ロサンゼルス郊外の街の小さな地元紙の記事が、ピュリツァー賞を受賞した。しかし、執筆した記者はすでに退職。彼はなぜ記者を辞めたのか。本人に聞いた。
門をくぐると一面、豊かな緑の芝生。ロサンゼルスの喧騒を忘れそうになる。裕福な家庭の子女が通うことで知られる南カリフォルニア大学のキャンパスだ。ロブ・クズニア氏(39)は学内で、ホロコーストなどの虐殺で生き残った人々の生の声を世界に伝える「ショーア財団」の広報担当として働く。
1年前まで、彼は地元紙デイリー・ブリーズの教育担当記者だった。貧しい地区の教育長が通常の約3倍の給与を受け取っていた事実をすっぱ抜き、学区内の腐敗を報道。FBIも動いた。そして、2015年のピュリツァー賞ローカル報道部門を受賞。発行部数6万部ちょっとの地元紙の栄誉に街は沸いた。
しかし、受賞のニュースが同新聞社に伝えられた4月20日、クズニア氏の姿はすでに社内になかった。ピュリツァー賞受賞記者が家賃を払えず、記者を辞めて広報に転身──。そんな見出しが世界を駆けめぐり、受賞以上の大ニュースに。
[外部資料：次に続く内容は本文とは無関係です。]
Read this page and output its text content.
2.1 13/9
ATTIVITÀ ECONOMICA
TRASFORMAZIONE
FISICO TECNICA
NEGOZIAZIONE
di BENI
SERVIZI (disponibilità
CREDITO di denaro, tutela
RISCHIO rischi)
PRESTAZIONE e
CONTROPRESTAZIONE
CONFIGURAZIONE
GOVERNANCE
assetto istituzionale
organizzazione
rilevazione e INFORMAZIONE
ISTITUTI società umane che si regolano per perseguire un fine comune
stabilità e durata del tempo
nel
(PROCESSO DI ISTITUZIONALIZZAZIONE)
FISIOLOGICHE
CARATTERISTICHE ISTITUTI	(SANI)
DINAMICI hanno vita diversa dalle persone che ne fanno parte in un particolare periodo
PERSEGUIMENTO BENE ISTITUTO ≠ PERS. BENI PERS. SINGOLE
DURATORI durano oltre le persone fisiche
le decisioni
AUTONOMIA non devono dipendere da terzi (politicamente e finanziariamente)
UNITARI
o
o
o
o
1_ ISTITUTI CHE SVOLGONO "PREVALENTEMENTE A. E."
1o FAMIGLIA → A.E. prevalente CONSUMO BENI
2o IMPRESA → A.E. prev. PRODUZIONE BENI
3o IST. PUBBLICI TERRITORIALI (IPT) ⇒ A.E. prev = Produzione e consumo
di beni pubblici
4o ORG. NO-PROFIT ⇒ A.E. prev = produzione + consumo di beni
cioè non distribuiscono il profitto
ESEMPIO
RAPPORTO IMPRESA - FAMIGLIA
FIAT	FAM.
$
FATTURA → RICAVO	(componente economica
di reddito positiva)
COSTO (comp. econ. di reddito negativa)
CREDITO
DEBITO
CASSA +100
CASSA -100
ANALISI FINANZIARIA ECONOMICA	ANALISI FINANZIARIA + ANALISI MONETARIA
「新聞社の給料でも家賃は払えました。でも、払ってしまえば何も残らないカツカツの状況。40歳を前に、この先どうなるのか怖くなった」(クズニア氏)
ロサンゼルス南部のサウスベイと呼ばれる地区を1人で担当。生徒の両親が犯罪に巻き込まれて殺される事件も多かった。そんな状況を伝える300本もの記事を書き、教師たちと信頼関係を築くうち、ある学区の会計担当を名乗る人物から教育長の不正をリークしたメールが届く。これがスクープにつながった。
「25歳だったらカツカツの生活でも記者を続けていた」とクズニア氏。米国の新聞社には日本のような終身雇用制はない。年功序列の給与体系も労働組合もないのが普通だ。デイリー・ブリーズには退職金積立制度もなかった。4年間働いたクズニア氏の年収は4万ドル強(約492万円)。日本の大手新聞社の同年代の記者の約半分だ。
39歳のいま、この先給与が上がらなければ、いつか両親の自宅に転がり込まなければならない日が来ると思わずにはいられなかった。ショーア財団はクズニア氏に、デイリー・ブリーズより25%ほど高い給与を提示。転職して、やっと半年前に大学時代に借りた学費ローンを払い終えたという。